Parigi per la prima volta era coperta dalle nubi che ogni tanto la deliziavano con qualche goccia di

pioggia, il vento era falso, andava e veniva senza avvertire, trasportando un’aria tanto angosciante da

lasciare ammutoliti i suoi cittadini. Non ho voluto parlare nemmeno io, fingevo di dormire mentre si

vestiva, ma potevo immaginare tutte le volte che si metteva davanti lo specchio. Era vanitosa, diceva

che adorava guardarsi mentre si masturbava, non so il perché, forse era matta o forse lo ero più io che

uscivo con lei, non lo so. Ho aspettato che finisse di bere il caffè, le piaceva berlo senza zucchero,

diceva che era come la vita, “devi accettarla come viene, amara e ripugnante”, poi è andata, io mi

sono alzato, ho guardato nella tazzina vuota, ho dato uno sguardo allo specchio e sono andato a

pisciare.

 

Abitavo da circa tre settimane in un lussuoso albergo da cui me ne sarei dovuto andare dopo poco.

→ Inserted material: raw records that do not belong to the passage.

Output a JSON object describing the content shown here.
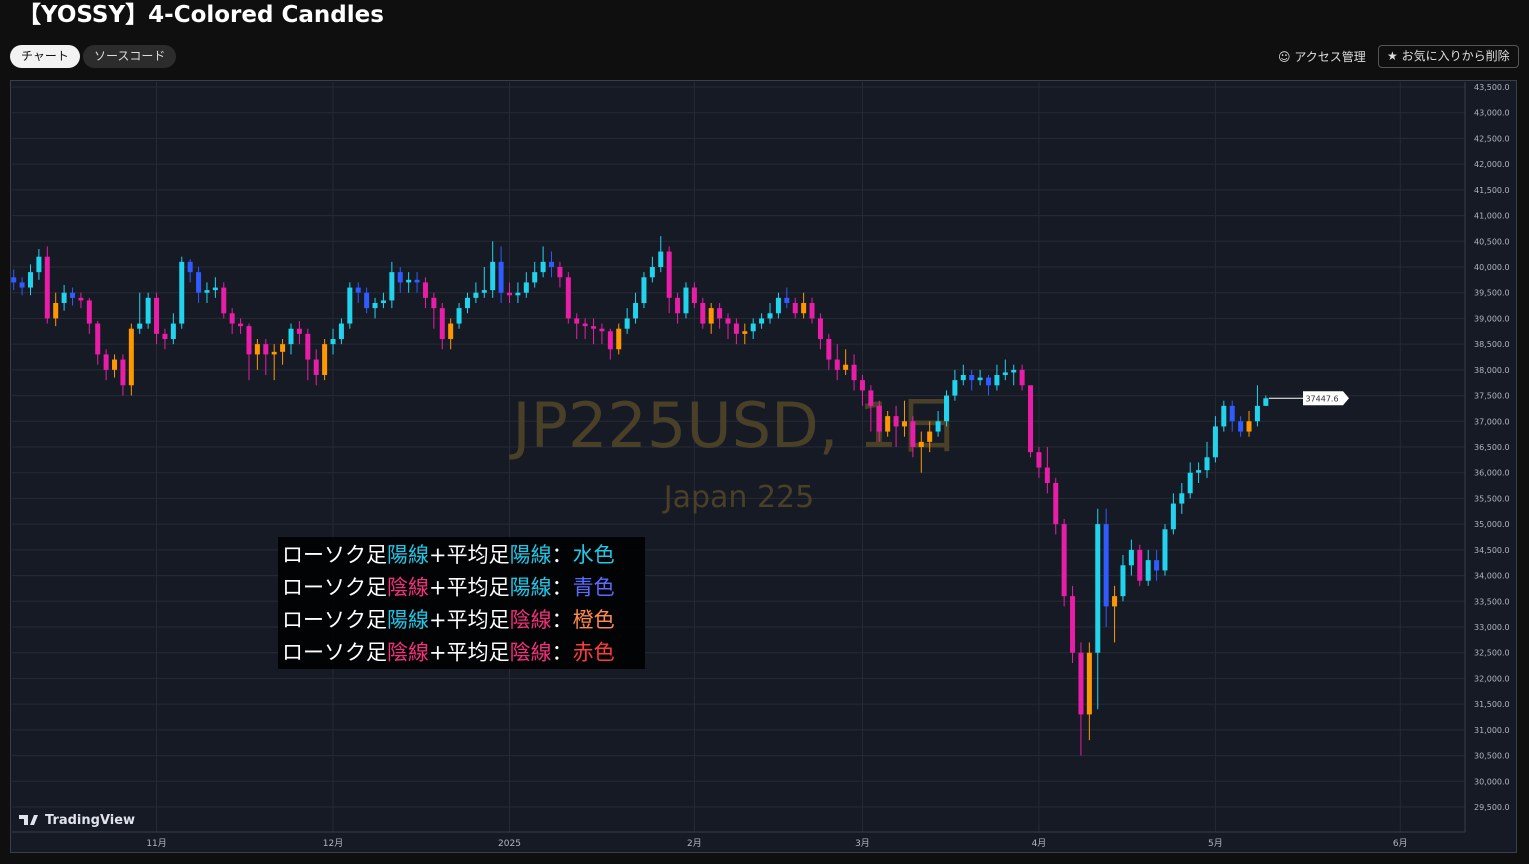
{
  "header": {
    "title": "【YOSSY】4-Colored Candles",
    "tabs": [
      "チャート",
      "ソースコード"
    ],
    "access": "アクセス管理",
    "favorite": "お気に入りから削除"
  },
  "chart_data": {
    "type": "candlestick",
    "watermark": "JP225USD, 1日",
    "watermark_sub": "Japan 225",
    "brand": "TradingView",
    "xlim": [
      -0.2,
      172.7
    ],
    "xticks": [
      {
        "value": 17,
        "label": "11月"
      },
      {
        "value": 38,
        "label": "12月"
      },
      {
        "value": 59,
        "label": "2025"
      },
      {
        "value": 81,
        "label": "2月"
      },
      {
        "value": 101,
        "label": "3月"
      },
      {
        "value": 122,
        "label": "4月"
      },
      {
        "value": 143,
        "label": "5月"
      },
      {
        "value": 165,
        "label": "6月"
      }
    ],
    "ylim": [
      29014,
      43597
    ],
    "yticks": [
      {
        "value": 29500,
        "label": "29,500.0"
      },
      {
        "value": 30000,
        "label": "30,000.0"
      },
      {
        "value": 30500,
        "label": "30,500.0"
      },
      {
        "value": 31000,
        "label": "31,000.0"
      },
      {
        "value": 31500,
        "label": "31,500.0"
      },
      {
        "value": 32000,
        "label": "32,000.0"
      },
      {
        "value": 32500,
        "label": "32,500.0"
      },
      {
        "value": 33000,
        "label": "33,000.0"
      },
      {
        "value": 33500,
        "label": "33,500.0"
      },
      {
        "value": 34000,
        "label": "34,000.0"
      },
      {
        "value": 34500,
        "label": "34,500.0"
      },
      {
        "value": 35000,
        "label": "35,000.0"
      },
      {
        "value": 35500,
        "label": "35,500.0"
      },
      {
        "value": 36000,
        "label": "36,000.0"
      },
      {
        "value": 36500,
        "label": "36,500.0"
      },
      {
        "value": 37000,
        "label": "37,000.0"
      },
      {
        "value": 37500,
        "label": "37,500.0"
      },
      {
        "value": 38000,
        "label": "38,000.0"
      },
      {
        "value": 38500,
        "label": "38,500.0"
      },
      {
        "value": 39000,
        "label": "39,000.0"
      },
      {
        "value": 39500,
        "label": "39,500.0"
      },
      {
        "value": 40000,
        "label": "40,000.0"
      },
      {
        "value": 40500,
        "label": "40,500.0"
      },
      {
        "value": 41000,
        "label": "41,000.0"
      },
      {
        "value": 41500,
        "label": "41,500.0"
      },
      {
        "value": 42000,
        "label": "42,000.0"
      },
      {
        "value": 42500,
        "label": "42,500.0"
      },
      {
        "value": 43000,
        "label": "43,000.0"
      },
      {
        "value": 43500,
        "label": "43,500.0"
      }
    ],
    "grid": true,
    "open": [
      39800,
      39700,
      39600,
      39900,
      40200,
      39000,
      39300,
      39500,
      39400,
      39350,
      38900,
      38300,
      38000,
      38200,
      37700,
      38800,
      38900,
      39400,
      38700,
      38600,
      38900,
      40100,
      39900,
      39500,
      39550,
      39600,
      39100,
      38900,
      38850,
      38300,
      38500,
      38300,
      38350,
      38500,
      38800,
      38700,
      38200,
      37900,
      38500,
      38600,
      38900,
      39600,
      39500,
      39200,
      39300,
      39350,
      39900,
      39700,
      39750,
      39700,
      39400,
      39200,
      38600,
      38900,
      39200,
      39400,
      39500,
      39550,
      40100,
      39500,
      39450,
      39500,
      39700,
      39900,
      40100,
      40000,
      39800,
      39000,
      38900,
      38850,
      38800,
      38750,
      38400,
      38800,
      39000,
      39300,
      39800,
      40000,
      40300,
      39400,
      39100,
      39600,
      39300,
      38900,
      39200,
      39000,
      38900,
      38700,
      38750,
      38900,
      39000,
      39100,
      39400,
      39300,
      39100,
      39300,
      39000,
      38600,
      38200,
      38000,
      38100,
      37800,
      37600,
      37300,
      36800,
      37100,
      36900,
      37000,
      36500,
      36600,
      36800,
      37000,
      37500,
      37800,
      37900,
      37800,
      37850,
      37700,
      37900,
      37950,
      38000,
      37700,
      36400,
      36100,
      35800,
      35000,
      33600,
      32500,
      31300,
      32500,
      35000,
      33400,
      33600,
      34200,
      34500,
      33900,
      34300,
      34100,
      34900,
      35400,
      35600,
      36000,
      36050,
      36300,
      36900,
      37300,
      37000,
      36800,
      37000,
      37300
    ],
    "high": [
      39950,
      39800,
      40050,
      40350,
      40400,
      39500,
      39650,
      39600,
      39500,
      39400,
      38950,
      38400,
      38300,
      38300,
      38900,
      39500,
      39500,
      39500,
      38800,
      39100,
      40200,
      40150,
      40000,
      39700,
      39800,
      39700,
      39200,
      39000,
      38900,
      38600,
      38600,
      38500,
      38600,
      38900,
      38950,
      38800,
      38400,
      38600,
      38800,
      39000,
      39700,
      39700,
      39600,
      39400,
      39500,
      40100,
      40000,
      39900,
      39900,
      39800,
      39500,
      39300,
      39000,
      39300,
      39500,
      39700,
      40000,
      40500,
      40400,
      39700,
      39700,
      39900,
      40100,
      40400,
      40300,
      40100,
      39900,
      39100,
      39000,
      39000,
      38900,
      38800,
      38900,
      39200,
      39500,
      39900,
      40200,
      40600,
      40400,
      39500,
      39700,
      39700,
      39400,
      39300,
      39300,
      39100,
      39000,
      38900,
      39000,
      39100,
      39300,
      39500,
      39600,
      39400,
      39500,
      39400,
      39100,
      38700,
      38500,
      38400,
      38300,
      37900,
      37700,
      37400,
      37200,
      37300,
      37400,
      37100,
      36800,
      37000,
      37200,
      37600,
      38000,
      38100,
      38000,
      38000,
      37900,
      38100,
      38200,
      38100,
      38100,
      37700,
      36500,
      36500,
      35900,
      35100,
      33800,
      32700,
      32700,
      35300,
      35300,
      33800,
      34400,
      34700,
      34600,
      34500,
      34500,
      35000,
      35600,
      35800,
      36200,
      36200,
      36600,
      37100,
      37400,
      37400,
      37100,
      37200,
      37700,
      37500
    ],
    "low": [
      39550,
      39450,
      39450,
      39750,
      38900,
      38850,
      39150,
      39250,
      39200,
      38700,
      38100,
      37800,
      37850,
      37500,
      37500,
      38700,
      38800,
      38500,
      38400,
      38500,
      38800,
      39700,
      39300,
      39300,
      39400,
      39000,
      38700,
      38700,
      37800,
      38000,
      37900,
      37800,
      38100,
      38300,
      38500,
      37800,
      37700,
      37800,
      38300,
      38500,
      38800,
      39300,
      39100,
      39000,
      39200,
      39200,
      39500,
      39500,
      39500,
      39200,
      38800,
      38400,
      38400,
      38800,
      39100,
      39300,
      39400,
      39400,
      39300,
      39300,
      39300,
      39400,
      39600,
      39800,
      39800,
      39600,
      38900,
      38600,
      38600,
      38500,
      38500,
      38200,
      38300,
      38700,
      38900,
      39200,
      39700,
      39900,
      39100,
      38900,
      39000,
      39200,
      38800,
      38700,
      38800,
      38600,
      38500,
      38500,
      38600,
      38800,
      38900,
      39000,
      39200,
      39000,
      39000,
      38900,
      38400,
      38000,
      37800,
      37900,
      37600,
      37300,
      36800,
      36600,
      36700,
      36500,
      36700,
      36300,
      36000,
      36400,
      36700,
      36900,
      37400,
      37700,
      37600,
      37700,
      37500,
      37600,
      37800,
      37700,
      37600,
      36300,
      35900,
      35600,
      34800,
      33400,
      32300,
      30500,
      30800,
      31400,
      33000,
      32700,
      33500,
      34000,
      33800,
      33800,
      33900,
      34000,
      34800,
      35200,
      35500,
      35800,
      35900,
      36200,
      36800,
      36800,
      36700,
      36700,
      36900,
      37300
    ],
    "close": [
      39700,
      39600,
      39900,
      40200,
      39000,
      39300,
      39500,
      39400,
      39350,
      38900,
      38300,
      38000,
      38200,
      37700,
      38800,
      38900,
      39400,
      38700,
      38600,
      38900,
      40100,
      39900,
      39500,
      39550,
      39600,
      39100,
      38900,
      38850,
      38300,
      38500,
      38300,
      38350,
      38500,
      38800,
      38700,
      38200,
      37900,
      38500,
      38600,
      38900,
      39600,
      39500,
      39200,
      39300,
      39350,
      39900,
      39700,
      39750,
      39700,
      39400,
      39200,
      38600,
      38900,
      39200,
      39400,
      39500,
      39550,
      40100,
      39500,
      39450,
      39500,
      39700,
      39900,
      40100,
      40000,
      39800,
      39000,
      38900,
      38850,
      38800,
      38750,
      38400,
      38800,
      39000,
      39300,
      39800,
      40000,
      40300,
      39400,
      39100,
      39600,
      39300,
      38900,
      39200,
      39000,
      38900,
      38700,
      38750,
      38900,
      39000,
      39100,
      39400,
      39300,
      39100,
      39300,
      39000,
      38600,
      38200,
      38000,
      38100,
      37800,
      37600,
      37300,
      36800,
      37100,
      36900,
      37000,
      36500,
      36600,
      36800,
      37000,
      37500,
      37800,
      37900,
      37800,
      37850,
      37700,
      37900,
      37950,
      38000,
      37700,
      36400,
      36100,
      35800,
      35000,
      33600,
      32500,
      31300,
      32500,
      35000,
      33400,
      33600,
      34200,
      34500,
      33900,
      34300,
      34100,
      34900,
      35400,
      35600,
      36000,
      36050,
      36300,
      36900,
      37300,
      37000,
      36800,
      37000,
      37300,
      37447.6
    ],
    "colors": [
      "#2f5bff",
      "#2f5bff",
      "#22d3ee",
      "#22d3ee",
      "#e91ea8",
      "#ff9800",
      "#22d3ee",
      "#2f5bff",
      "#e91ea8",
      "#e91ea8",
      "#e91ea8",
      "#e91ea8",
      "#ff9800",
      "#e91ea8",
      "#ff9800",
      "#22d3ee",
      "#22d3ee",
      "#e91ea8",
      "#e91ea8",
      "#22d3ee",
      "#22d3ee",
      "#2f5bff",
      "#2f5bff",
      "#22d3ee",
      "#22d3ee",
      "#e91ea8",
      "#e91ea8",
      "#e91ea8",
      "#e91ea8",
      "#ff9800",
      "#e91ea8",
      "#ff9800",
      "#ff9800",
      "#22d3ee",
      "#e91ea8",
      "#e91ea8",
      "#e91ea8",
      "#ff9800",
      "#22d3ee",
      "#22d3ee",
      "#22d3ee",
      "#2f5bff",
      "#2f5bff",
      "#22d3ee",
      "#22d3ee",
      "#22d3ee",
      "#2f5bff",
      "#22d3ee",
      "#2f5bff",
      "#e91ea8",
      "#e91ea8",
      "#e91ea8",
      "#ff9800",
      "#22d3ee",
      "#22d3ee",
      "#22d3ee",
      "#22d3ee",
      "#22d3ee",
      "#2f5bff",
      "#e91ea8",
      "#22d3ee",
      "#22d3ee",
      "#22d3ee",
      "#22d3ee",
      "#2f5bff",
      "#e91ea8",
      "#e91ea8",
      "#e91ea8",
      "#e91ea8",
      "#e91ea8",
      "#e91ea8",
      "#e91ea8",
      "#ff9800",
      "#22d3ee",
      "#22d3ee",
      "#22d3ee",
      "#22d3ee",
      "#22d3ee",
      "#e91ea8",
      "#e91ea8",
      "#22d3ee",
      "#e91ea8",
      "#e91ea8",
      "#ff9800",
      "#e91ea8",
      "#e91ea8",
      "#e91ea8",
      "#ff9800",
      "#22d3ee",
      "#22d3ee",
      "#22d3ee",
      "#22d3ee",
      "#2f5bff",
      "#e91ea8",
      "#ff9800",
      "#e91ea8",
      "#e91ea8",
      "#e91ea8",
      "#e91ea8",
      "#ff9800",
      "#e91ea8",
      "#e91ea8",
      "#e91ea8",
      "#e91ea8",
      "#ff9800",
      "#e91ea8",
      "#ff9800",
      "#e91ea8",
      "#ff9800",
      "#ff9800",
      "#22d3ee",
      "#22d3ee",
      "#22d3ee",
      "#22d3ee",
      "#2f5bff",
      "#22d3ee",
      "#2f5bff",
      "#22d3ee",
      "#22d3ee",
      "#22d3ee",
      "#e91ea8",
      "#e91ea8",
      "#e91ea8",
      "#e91ea8",
      "#e91ea8",
      "#e91ea8",
      "#e91ea8",
      "#e91ea8",
      "#ff9800",
      "#22d3ee",
      "#2f5bff",
      "#ff9800",
      "#22d3ee",
      "#22d3ee",
      "#e91ea8",
      "#22d3ee",
      "#2f5bff",
      "#22d3ee",
      "#22d3ee",
      "#22d3ee",
      "#22d3ee",
      "#22d3ee",
      "#22d3ee",
      "#22d3ee",
      "#22d3ee",
      "#2f5bff",
      "#2f5bff",
      "#ff9800",
      "#22d3ee",
      "#22d3ee"
    ],
    "annotation": {
      "lines": [
        [
          {
            "text": "ローソク足",
            "color": "#ffffff"
          },
          {
            "text": "陽線",
            "color": "#1fc7e6"
          },
          {
            "text": "+平均足",
            "color": "#ffffff"
          },
          {
            "text": "陽線",
            "color": "#1fc7e6"
          },
          {
            "text": "：",
            "color": "#ffffff"
          },
          {
            "text": "水色",
            "color": "#22c8e8"
          }
        ],
        [
          {
            "text": "ローソク足",
            "color": "#ffffff"
          },
          {
            "text": "陰線",
            "color": "#f0307a"
          },
          {
            "text": "+平均足",
            "color": "#ffffff"
          },
          {
            "text": "陽線",
            "color": "#1fc7e6"
          },
          {
            "text": "：",
            "color": "#ffffff"
          },
          {
            "text": "青色",
            "color": "#5a6cff"
          }
        ],
        [
          {
            "text": "ローソク足",
            "color": "#ffffff"
          },
          {
            "text": "陽線",
            "color": "#1fc7e6"
          },
          {
            "text": "+平均足",
            "color": "#ffffff"
          },
          {
            "text": "陰線",
            "color": "#f0307a"
          },
          {
            "text": "：",
            "color": "#ffffff"
          },
          {
            "text": "橙色",
            "color": "#ff8a4c"
          }
        ],
        [
          {
            "text": "ローソク足",
            "color": "#ffffff"
          },
          {
            "text": "陰線",
            "color": "#f0307a"
          },
          {
            "text": "+平均足",
            "color": "#ffffff"
          },
          {
            "text": "陰線",
            "color": "#f0307a"
          },
          {
            "text": "：",
            "color": "#ffffff"
          },
          {
            "text": "赤色",
            "color": "#ff3b3b"
          }
        ]
      ]
    }
  }
}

Faccio il regista e Parigi sarebbe dovuta essere la scenografia del film, dovevo vedere i luoghi in cui

girare le scene e chiedere le autorizzazioni, ma non ho fatto niente. Il secondo giorno dal mio arrivo ho

conosciuto questa ragazza, era inglese e mi piaceva, eravamo due stranieri con lo sfondo francese, i

due protagonisti, i due attori principali. Se fosse amore non lo so dire, anche perché non ci siamo

conosciuti molto e le poche ore passate insieme le passavamo a letto. Ricordo di quella notte che

decise di farlo con il cappello, adorava coprirsi il capo con qualcosa, diceva che le dava un certo

senso di sicurezza e poi non voleva mai mostrare sfacciatamente i propri occhi, bisognava scoprirli

piano, poco per volta, come la sua personalità, che giorno dopo giorno capii che avrei dovuto cercarla

e capirla attraverso lo specchio; si guardava in ogni momento, mentre si truccava, mentre si vestiva,

spesso anche mentre scopava. Era stupenda proprio per questo, il narcisismo le dava una forza in

più, una voglia di vedersi ovunque e una particolare voglia di amare. Io invece non so che fare, credo di

non provare nulla per lei e di non volerla vedere mai più, Parigi mi ha lasciato questo ricordo che

conserverò con cura. Mentre preparo le valige mi accorgo del suo cappello, non penso me l’abbia

lasciato di proposito, lo prendo e lo appoggio sull’estremità di quel pezzo di vetro da lei tanto amato,

in modo che se torna non può non notarlo. Esco dando un’ultima occhiata alla stanza e alla mia

immagine riflessa che improvvisamente mi riporta alla mente lei, il suo viso, il suo corpo e i giorni

passati insieme.

 

Chiudo la porta lasciando dipinto nello specchio una figura fissa, immobile e senza significato come

l’inizio e la fine di questa storia.

 

 

 

 

 

 

 

 

 

 

 

 

 

 

 

 

 

 

 

 

 

 

 

 

 

 

 

3. NEW YORK

 

  IL SUICIDIO

 

 

 

Voglio morire! È questo ciò che voglio dire al mondo. Desidero che tutti sappiano quello che voglio

fare. La mia ragazza, che mi ha lasciato la settimana scorsa per un altro, dovrà sapere che sono

morto. Mia madre, che mi ha cacciato da casa, deve saperlo. Il mio migliore amico, che mi ha fregato

il mio unico amore (era stato proprio lui!) lo scoprirà. Tutti!

 

Mi butto dal balcone e arrivo al suolo. Mi trovo sulla strada, in quel lago di sangue in cui si specchia la

società. Le macchine però sembrano non accorgersi di me, mi passano sopra facendo aumentare

questo lago. Un camion mi porta via una mano, un taxi un piede, arriva mia madre in bicicletta, spero

che almeno lei&ldots;sbagliavo, ora mi manca anche un orecchio. E per finire una vettura guidata dal mio

amico con accanto la mia ex ragazza fa in modo che di me non rimanga nulla. Perché nessuno si

accorge di me? perché questa indifferenza? Avranno fretta?